Седмица Трехглазого

22
18
20
22
24
26
28
30

Трехглазов. Неважно, кем я был. Важно, кем я буду. Твоей тенью. Куда ты, туда и я. Пока я рядом, никто к тебе больше сзади не подкрадется.

Василий Голицын. Почему ты раньше колебался, а теперь вдруг согласился?

Трехглазов. Да уж не ради воеводства. На кой мне оно? Если ты хоть половину, хоть четверть исполнишь из того, о чем сейчас говорил, такого оберегателя надо оберегать. Ты нужен России.

Василий Голицын. Ага, о России заговорил. А то: живу сам по себе, наособицу. Как вольная вода.

Трехглазов. Если река велика и течет в нужную сторону, отчего же не влиться? Только вытянешь ли ты такую ношу, князь? Тут ума мало, тут смелость нужна.

Василий Голицын. Трусом никогда не был. Полки в бой водил, сам рубился и с татарами, и с поляками.

Трехглазов. Таких смелых, кто рубится, у нас много. Я про другую смелость говорю… Ладно, поглядим.

Василий Голицын. Ну гляди, гляди. На то ты и Трехглазов… Устал я. Пойду спать.

Трехглазов. Я буду сторожить за дверью.

Входит священник Сильвестр Медведев – порывистой, совсем не поповской походкой. Ряса у него лиловая, борода чеховская, на носу большие круглые очки.

Сильвестр. Василий Васильевич, я к тебе! Веришь ли, поужинал, помолился, думал ложиться спать, и вдруг оно – вдохновение! Стих пришел, сам собой! Будто лунным светом принесло. Вот, послушай. (Достает лист бумаги.)

Василий Голицын. Здравствуй, Сильвеструшка. (Трехглазову.) Это Сильвестр Медведев, он мне друг. Всегда его ко мне пускай. Он является когда пожелает, без объявления. Сильвестр тоже философ, как и ты. А еще он поэт.

Сильвестр (Трехглазову). Ты философ? Какой же школы – греческой, латинской, немецкой или французской?

Трехглазов. Русской. (Отходит в угол.)

Василий Голицын. Не обращай на него внимания, Сильвестр. Он – моя тень. Рад тебе. Хочешь вина?

Сильвестр. Успенский пост, нельзя. Разве что ради вдохновения? Нет, сначала послушай стих. (Воздымает руку, декламирует.)

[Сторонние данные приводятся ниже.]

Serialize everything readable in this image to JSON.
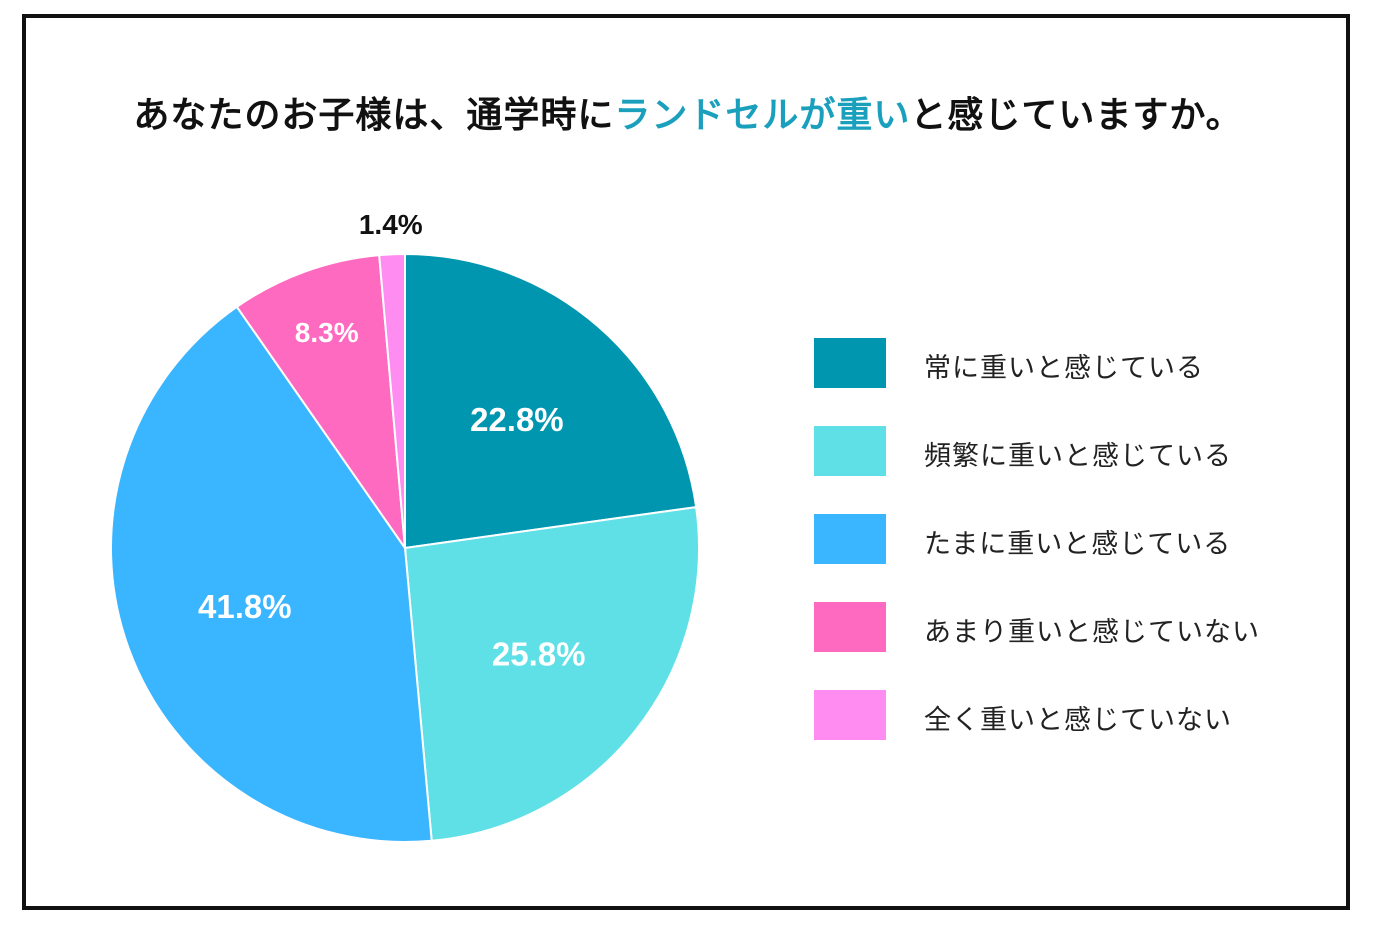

О, чюдеса творящаго всетворца нашего Бога Сколь всеблага и достосиянна дорога! Егда воздушная мира сего ясность Питает в душе человеков прекрасность! Беги прелготыя облаки страхования И будешь утешен чрез сердца упование. Во умных блюстилищах обрети смыслы И сможешь исчислить бессчетныя числы. Что буря мятежей и мраковетрия неки, Ежели духом крепки человеки? От ветротленныя дерзости тот погибоша, Кто очи свои от истины сей отверзоша.

У Сильвестра срывается голос, он приподнимает очки, вытирает слезы.

Сильвестр. Каково?

Василий Голицын. Сильно. Но у Овидия короче. И ясней.

Сильвестр. Что б ты понимал в поэзии, княже! Латинский язык точен и сух, оттого и зовется мертвым. А русский язык живой, его краса в буйности и словесном излишестве. Он ходит кругами, болтает вроде как ненужное и не всегда с ясным смыслом, но русский стих и не обращен к смыслу, он обращен прямо к сердцу. Что это за стихи, если в них сразу всё понятно? А впрочем я вчера простые написал. Нарочно для тебя.